En devenant une épouse et une mère, Liv Maria s’est-elle inconsciemment condamnée ? Pourtant, « quand on aime quelqu’un, ses défauts nous demeurent inconnus, comme s’ils étaient des pleins s’encastrant parfaitement dans nos creux, mais sans amour, tout le monde est invivable » et, cela dit, rien ne semble impossible avec Flynn à ses côtés. Alors pourquoi Liv Maria se fissure-t-elle, morceau par morceau, de l’intérieur ?
N’est-ce pas le principe même de liberté qui est finalement remis en cause à travers son mariage et sa maternité ? Rongé par les remords, Liv Maria est une énigme insoluble tant pour ceux qui l’entourent que pour elle-même. Comme une infiltrée dans sa propre vie, elle semble vivre en sursis, comme si le poids de ses mensonges menaçait de s’écrouler à tout instant sur le cours de son existence « la distance n’était plus la question, où qu’elle vive à la surface de la Terre, elle ne pourrait échapper au rayonnement du passé, aux conséquences de ses actes ».
À la fois indomptable et prisonnière des vies qu’elle s’est imaginées, Liv Maria se noie dans ses multiples identités. Qui est-elle ? Portant en elle une dimension aussi mythique que tragique, il lui semble impossible de choisir le visage sous lequel elle sent elle-même. Jamais vraiment heureuse, mais éternellement malheureuse, la jeune femme ne semble pouvoir s’accomplir que dans la fuite éternelle qui définit, selon elle, la liberté.

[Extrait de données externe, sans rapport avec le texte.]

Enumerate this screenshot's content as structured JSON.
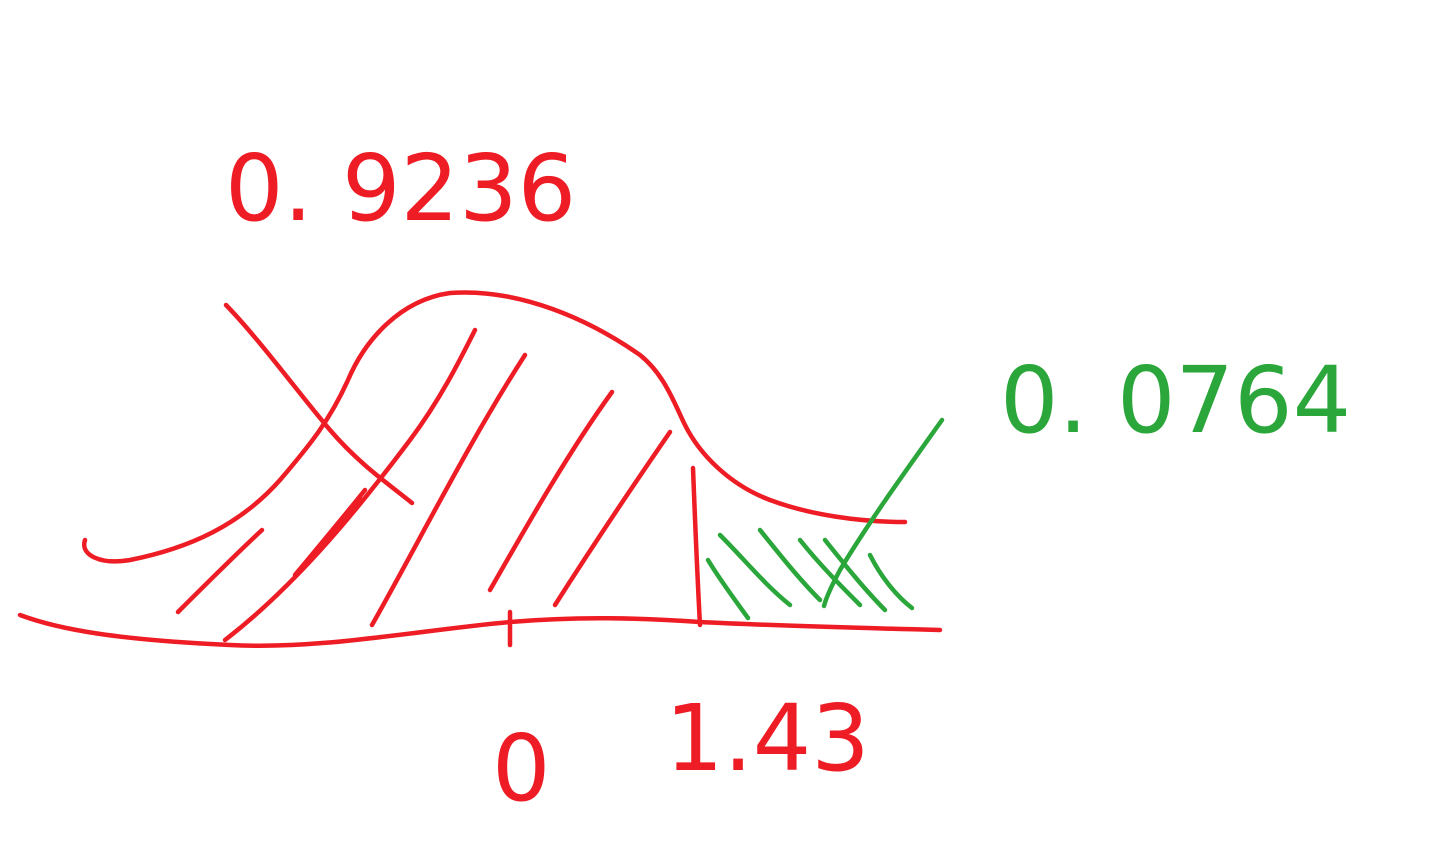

De sacrifices en expérimentations inhérentes à la liberté, Julia Kerninon relit l’histoire de son héroïne sous une dimension philosophique complexe qui redéfinit la liberté sous l’angle de la limite des possibles. L’autrice ose une héroïne aussi sauvage qu’indomptable – peut-être la femme qui se cache en chacune de nous – qui nous rappelle que pour sortir de sa prison, il faut toujours desserrer quelques écrous… quitte à y laisser des plumes.
En nous rappelant qu’aucune liberté n’est universelle, Liv Maria de Julia Kerninon exhume toutes les identités de la femme pour leur rendre un hommage singulier. « On finit simplement par comprendre. Mais ça nous demande un temps infini ». Liv Maria finira-t-elle par trouver sa vérité ? Rien n’est moins sûr… mais ça, c’est une autre histoire.

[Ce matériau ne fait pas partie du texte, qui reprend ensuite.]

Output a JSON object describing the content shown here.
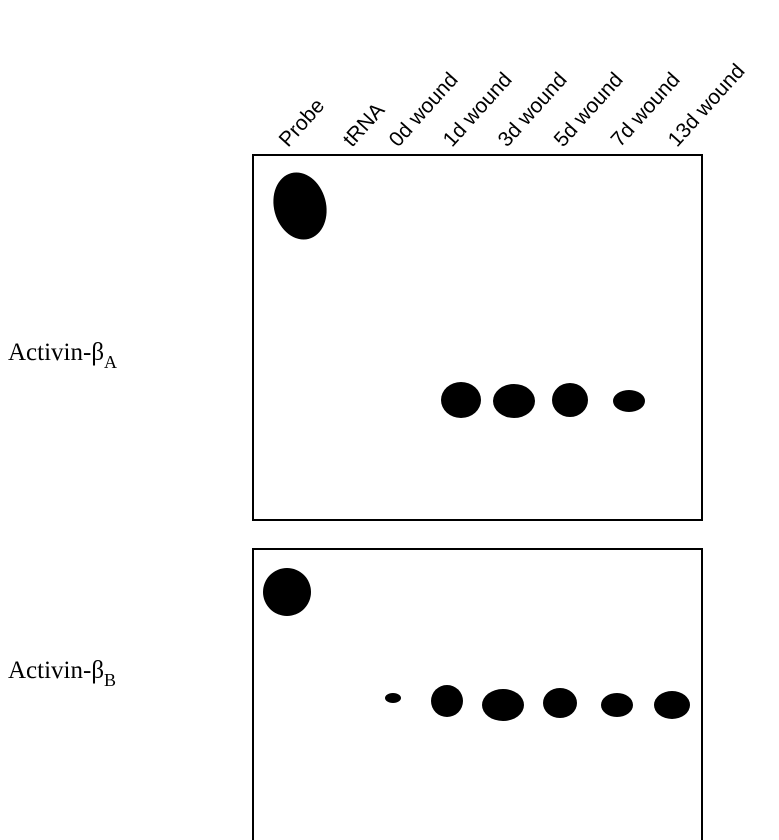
{
  "lanes": [
    "Probe",
    "tRNA",
    "0d wound",
    "1d wound",
    "3d wound",
    "5d wound",
    "7d wound",
    "13d wound"
  ],
  "panels": [
    {
      "label": "Activin-β",
      "subscript": "A"
    },
    {
      "label": "Activin-β",
      "subscript": "B"
    }
  ]
}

« Que saisissons-nous des gens, la première fois que nous posons les yeux sur eux ? Leur vérité, ou plutôt leur couverture ? Leur vernis, ou leur écorce ? Avons-nous à ce moment-là une chance unique de les percer à jour, ou est-ce que cet espoir est absolument vain, parce que le premier regard passe toujours à côté de ce qui est important ? »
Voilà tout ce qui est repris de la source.